St. Paul, MN - Former Minnesota State Representative Loren George Jennings was sentenced today in United States District Court for using his office to steer $650,000 in state conservation funds to Northern Pole, Inc., a company in which he held a financial interest. Jennings, age 54, from Harris, MN, was sentenced to 48 months in prison. Judge Richard Kyle also ordered Jennings to pay $284,398 in restitution to state conservation funds and to forfeit $284,398 to the United States. Jennings is scheduled to surrender for service of his sentence on May 2, 2006. A federal jury convicted Jennings in July 2005 of two counts of mail fraud and one count of money laundering. Jennings served in the Minnesota State House of Representatives from 1985 to 2002. During his tenure, Jennings served as chairman of the House Regulated Industries Committee, which oversaw legislation regarding utility companies. Evidence during trial showed that in early 1999, Jennings used his position as a State Representative to author, promote, and pass legislation permitting utility companies to utilize state-required conservation funds for a type of research and development project done by Northern Pole, a company that owed Jennings approximately $670,000.

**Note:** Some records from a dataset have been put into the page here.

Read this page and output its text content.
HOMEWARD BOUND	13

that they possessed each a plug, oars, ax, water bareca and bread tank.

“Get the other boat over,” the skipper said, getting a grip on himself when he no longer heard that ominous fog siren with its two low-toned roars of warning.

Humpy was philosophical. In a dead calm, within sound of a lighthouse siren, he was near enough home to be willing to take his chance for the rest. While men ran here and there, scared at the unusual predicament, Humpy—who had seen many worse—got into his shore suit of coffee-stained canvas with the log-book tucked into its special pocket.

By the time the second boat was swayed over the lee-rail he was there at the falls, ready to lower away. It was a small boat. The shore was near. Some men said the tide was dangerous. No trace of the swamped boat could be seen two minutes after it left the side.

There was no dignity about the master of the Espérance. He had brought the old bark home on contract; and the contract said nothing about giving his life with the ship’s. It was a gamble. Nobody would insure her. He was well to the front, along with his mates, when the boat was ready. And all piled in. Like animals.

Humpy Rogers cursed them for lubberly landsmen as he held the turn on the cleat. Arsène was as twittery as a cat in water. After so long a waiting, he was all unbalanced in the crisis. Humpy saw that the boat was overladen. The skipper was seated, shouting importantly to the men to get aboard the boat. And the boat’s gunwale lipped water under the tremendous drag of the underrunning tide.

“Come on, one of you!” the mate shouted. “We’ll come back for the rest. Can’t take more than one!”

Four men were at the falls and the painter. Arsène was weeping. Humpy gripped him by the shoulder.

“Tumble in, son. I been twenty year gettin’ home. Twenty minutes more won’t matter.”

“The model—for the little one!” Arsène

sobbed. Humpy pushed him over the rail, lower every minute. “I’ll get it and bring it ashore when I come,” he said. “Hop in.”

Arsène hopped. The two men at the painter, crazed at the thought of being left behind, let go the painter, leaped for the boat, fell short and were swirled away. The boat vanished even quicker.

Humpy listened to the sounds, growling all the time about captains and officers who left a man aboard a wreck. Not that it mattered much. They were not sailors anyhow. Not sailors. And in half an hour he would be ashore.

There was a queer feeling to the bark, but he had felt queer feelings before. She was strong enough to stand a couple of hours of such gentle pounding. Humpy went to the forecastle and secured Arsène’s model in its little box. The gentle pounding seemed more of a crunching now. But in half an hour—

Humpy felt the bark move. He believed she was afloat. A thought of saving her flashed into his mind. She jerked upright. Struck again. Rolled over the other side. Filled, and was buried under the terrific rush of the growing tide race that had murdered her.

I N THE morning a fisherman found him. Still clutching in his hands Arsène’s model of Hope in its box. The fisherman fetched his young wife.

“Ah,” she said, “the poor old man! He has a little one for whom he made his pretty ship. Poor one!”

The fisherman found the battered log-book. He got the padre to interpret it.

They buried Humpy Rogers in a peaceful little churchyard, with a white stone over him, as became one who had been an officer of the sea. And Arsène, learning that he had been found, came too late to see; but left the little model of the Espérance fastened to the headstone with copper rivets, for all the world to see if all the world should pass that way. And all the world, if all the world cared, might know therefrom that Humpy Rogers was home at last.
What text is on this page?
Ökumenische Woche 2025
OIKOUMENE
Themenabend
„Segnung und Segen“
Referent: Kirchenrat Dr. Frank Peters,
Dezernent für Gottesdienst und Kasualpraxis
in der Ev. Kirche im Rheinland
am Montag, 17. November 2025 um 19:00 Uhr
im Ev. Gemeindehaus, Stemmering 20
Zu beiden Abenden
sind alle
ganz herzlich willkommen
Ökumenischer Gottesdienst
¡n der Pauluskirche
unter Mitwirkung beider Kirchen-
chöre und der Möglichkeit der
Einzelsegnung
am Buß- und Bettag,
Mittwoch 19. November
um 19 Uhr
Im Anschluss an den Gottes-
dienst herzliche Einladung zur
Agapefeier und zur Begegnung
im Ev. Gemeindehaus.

After the legislation was enacted, Jennings then used his position and influence as a State Representative to pressure utility companies to give conservation funds to Northern Pole. Jennings also lobbied the Commissioner of Commerce to approve the funding. From September 1999 through February 2002, utility companies gave $650,000 in conservation funds to Northern Pole, from which over $284,398 was used to make payments on Jennings' loans. Only a fraction of the conservation funds were used as intended. Jennings told colleagues and others that Northern Pole was merely a constituent in which he had no other interest and concealed the financial gain resulting from the legislation he initiated, promoted, and voted to enact. United States Attorney Rachel K. Paulose affirmed the commitment of the United States Attorney's Office to prosecuting public corruption as one of its top priorities: "Citizens have a right to clean government, and this Office will endeavor to ensure confidence in our public institutions by prosecuting to the full extent of the law those who violate the public's trust." "The success of this case was due in large part to the hard work and dedication of investigating agents from the Federal Bureau of Investigation; the Federal Deposit Insurance Corporation, Office of Inspector General; and the Internal Revenue Service, Criminal Investigation Division, whose tenacity and perseverance propelled the investigation." Assistant U.S. Attorney Joseph T. Dixon successfully prosecuted the case.